Si festeggiano cinquantanni esatti da Le piccole vacanze. Questa prima raccolta di racconti di Alberto Arbasino oggi torna in libreria con i suoi decenni molto ben portati. Ha l'aria sbarazzina, da «fresco di stampa», questo libretto di Adelphi con la copertina verde mare e le sue storie che, con irriverente ironia, ricostruiscono un paesaggio, quello dei primi anni del dopoguerra, senza nessuna concessione ai toni accorati del neorealismo della fine del conflitto. «Ho scritto queste novelle e avvertivo che il racconto di guerra parmigiana aveva esaurito tutte le sue chances», spiega A. A., così registra il citofono dell'attico romano dello scrittore.

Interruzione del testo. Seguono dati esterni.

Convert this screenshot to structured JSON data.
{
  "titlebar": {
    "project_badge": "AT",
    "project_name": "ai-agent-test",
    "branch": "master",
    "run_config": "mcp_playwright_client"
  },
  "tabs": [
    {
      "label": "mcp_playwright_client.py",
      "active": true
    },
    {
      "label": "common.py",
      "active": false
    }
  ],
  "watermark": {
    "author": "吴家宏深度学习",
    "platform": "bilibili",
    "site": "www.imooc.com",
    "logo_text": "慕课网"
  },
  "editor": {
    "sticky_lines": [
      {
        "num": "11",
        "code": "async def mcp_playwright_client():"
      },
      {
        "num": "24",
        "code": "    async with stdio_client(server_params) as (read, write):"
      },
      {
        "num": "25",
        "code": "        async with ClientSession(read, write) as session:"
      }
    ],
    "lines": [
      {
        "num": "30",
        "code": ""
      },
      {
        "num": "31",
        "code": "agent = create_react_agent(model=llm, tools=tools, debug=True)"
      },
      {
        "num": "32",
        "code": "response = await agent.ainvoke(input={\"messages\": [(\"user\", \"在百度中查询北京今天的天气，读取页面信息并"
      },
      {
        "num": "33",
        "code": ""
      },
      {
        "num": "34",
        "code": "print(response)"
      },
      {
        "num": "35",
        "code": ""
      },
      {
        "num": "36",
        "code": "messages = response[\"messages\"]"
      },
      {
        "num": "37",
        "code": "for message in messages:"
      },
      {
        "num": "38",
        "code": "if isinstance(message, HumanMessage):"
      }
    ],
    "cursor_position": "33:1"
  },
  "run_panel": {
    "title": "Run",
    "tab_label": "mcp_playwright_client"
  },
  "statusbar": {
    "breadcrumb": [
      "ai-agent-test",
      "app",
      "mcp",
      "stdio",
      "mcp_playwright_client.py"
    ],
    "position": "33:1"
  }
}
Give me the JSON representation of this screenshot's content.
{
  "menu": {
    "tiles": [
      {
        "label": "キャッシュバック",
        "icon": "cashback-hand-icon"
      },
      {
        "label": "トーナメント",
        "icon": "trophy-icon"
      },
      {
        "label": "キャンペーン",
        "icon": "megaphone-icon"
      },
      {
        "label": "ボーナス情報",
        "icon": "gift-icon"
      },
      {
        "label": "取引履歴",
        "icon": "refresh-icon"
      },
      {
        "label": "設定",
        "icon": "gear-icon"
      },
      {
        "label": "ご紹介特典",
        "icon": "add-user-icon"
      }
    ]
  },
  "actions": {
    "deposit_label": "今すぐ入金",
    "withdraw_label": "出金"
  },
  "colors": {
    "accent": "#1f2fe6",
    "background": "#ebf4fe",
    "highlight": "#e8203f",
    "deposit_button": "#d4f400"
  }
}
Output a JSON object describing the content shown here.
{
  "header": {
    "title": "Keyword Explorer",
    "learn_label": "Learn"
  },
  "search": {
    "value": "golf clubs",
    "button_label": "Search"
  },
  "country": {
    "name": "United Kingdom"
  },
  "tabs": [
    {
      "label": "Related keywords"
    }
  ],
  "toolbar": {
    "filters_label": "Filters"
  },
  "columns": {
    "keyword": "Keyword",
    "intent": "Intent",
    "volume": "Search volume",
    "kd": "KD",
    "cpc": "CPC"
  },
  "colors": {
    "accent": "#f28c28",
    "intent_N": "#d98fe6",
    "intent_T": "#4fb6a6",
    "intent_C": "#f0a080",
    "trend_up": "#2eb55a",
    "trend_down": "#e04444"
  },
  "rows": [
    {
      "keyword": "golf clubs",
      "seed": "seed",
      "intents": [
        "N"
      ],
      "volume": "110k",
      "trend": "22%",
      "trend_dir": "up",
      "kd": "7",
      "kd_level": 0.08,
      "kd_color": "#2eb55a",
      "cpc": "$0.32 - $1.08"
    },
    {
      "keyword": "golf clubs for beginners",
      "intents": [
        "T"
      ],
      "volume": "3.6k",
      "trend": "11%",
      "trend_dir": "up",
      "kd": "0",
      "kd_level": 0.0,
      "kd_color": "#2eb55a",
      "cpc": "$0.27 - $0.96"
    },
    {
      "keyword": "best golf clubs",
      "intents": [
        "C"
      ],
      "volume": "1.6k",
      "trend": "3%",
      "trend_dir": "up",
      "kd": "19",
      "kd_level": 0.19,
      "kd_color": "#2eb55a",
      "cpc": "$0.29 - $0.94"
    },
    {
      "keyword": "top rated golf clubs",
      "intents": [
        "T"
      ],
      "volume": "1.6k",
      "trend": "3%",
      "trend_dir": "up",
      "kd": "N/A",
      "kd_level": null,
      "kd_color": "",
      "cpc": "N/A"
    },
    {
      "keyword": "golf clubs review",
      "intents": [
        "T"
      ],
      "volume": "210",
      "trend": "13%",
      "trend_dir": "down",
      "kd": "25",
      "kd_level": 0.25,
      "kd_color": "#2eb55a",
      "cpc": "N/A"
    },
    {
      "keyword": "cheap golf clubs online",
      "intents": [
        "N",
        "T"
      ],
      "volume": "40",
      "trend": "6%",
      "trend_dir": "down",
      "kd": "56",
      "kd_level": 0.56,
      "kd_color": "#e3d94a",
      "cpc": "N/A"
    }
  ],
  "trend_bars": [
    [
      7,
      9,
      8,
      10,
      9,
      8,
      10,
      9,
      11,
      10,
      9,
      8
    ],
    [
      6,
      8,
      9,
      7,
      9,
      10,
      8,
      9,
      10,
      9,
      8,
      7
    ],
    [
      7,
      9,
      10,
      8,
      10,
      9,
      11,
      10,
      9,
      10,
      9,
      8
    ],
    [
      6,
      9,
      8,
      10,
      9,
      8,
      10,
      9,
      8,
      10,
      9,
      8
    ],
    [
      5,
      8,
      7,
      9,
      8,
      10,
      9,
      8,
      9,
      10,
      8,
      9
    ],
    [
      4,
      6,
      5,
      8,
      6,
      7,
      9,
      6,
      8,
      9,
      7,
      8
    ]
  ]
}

Qui, fra tabacchiere del Settecento, quadri e ceramiche vittoriane, gli scaffali e tavolini sono occupati da tanti tomi anche di antiquariato. «All'epoca non mi volgevo a guardare il triste lascito del conflitto mondiale. Certo, anche nella mia famiglia c'era chi era stato fatto prigioniero o era morto al fronte. Ma era ancora troppo vicino il ricordo delle sfilate sotto il balconcino di Piazza Venezia delle vedove di guerra, tutte vestite di nero con gli orfani al fianco con il braccio teso nel saluto romano che gridavano: “eia eia ala là”. Allora meglio evitare l'eccesso di lamenti per i caduti».
E così ne Le piccole vacanze ci sono adolescenti che si godono una «jeunesse dorée» pure sotto i bombardamenti, imparano le lingue e fanno lunghe gite in bicicletta. E poi eccoli cresciutelli e malandrini come Giorgio, ragazzo «middle twenties» da «one night stand» - di quelli che non sopportano di stare sotto le lenzuola due volte con la stessa persona - che corteggia il ventenne Luciano, «solido-tenero» con pelle vellutata e movimenti armoniosi. In una narrativa assolutamente unica per quegli anni, questi disinvolti ragazzi di provincia, ma mai provinciali, proseguiranno sulla strada di «studi universitari fatti male, fanciullone scatenate o svampite, droghine fatte in casa». Con questa irrequieta gioventù arrivava così sulla scena letteraria il nipotino di Carlo Dossi e di Carlo Emilio Gadda, futuro autore di Fratelli d’Italia, creatore di nuovi linguaggi e nuovi miti, prosecutore di una feconda linea lombarda della letteratura italiana. L'opera prima di Arbasino era fortemente caldeggiata da Italo Calvino che lo volle nei Coralli einaudiani accompagnato da questa riflessione: «Non si può mettere in una collana per debuttanti, ha già ventisette anni».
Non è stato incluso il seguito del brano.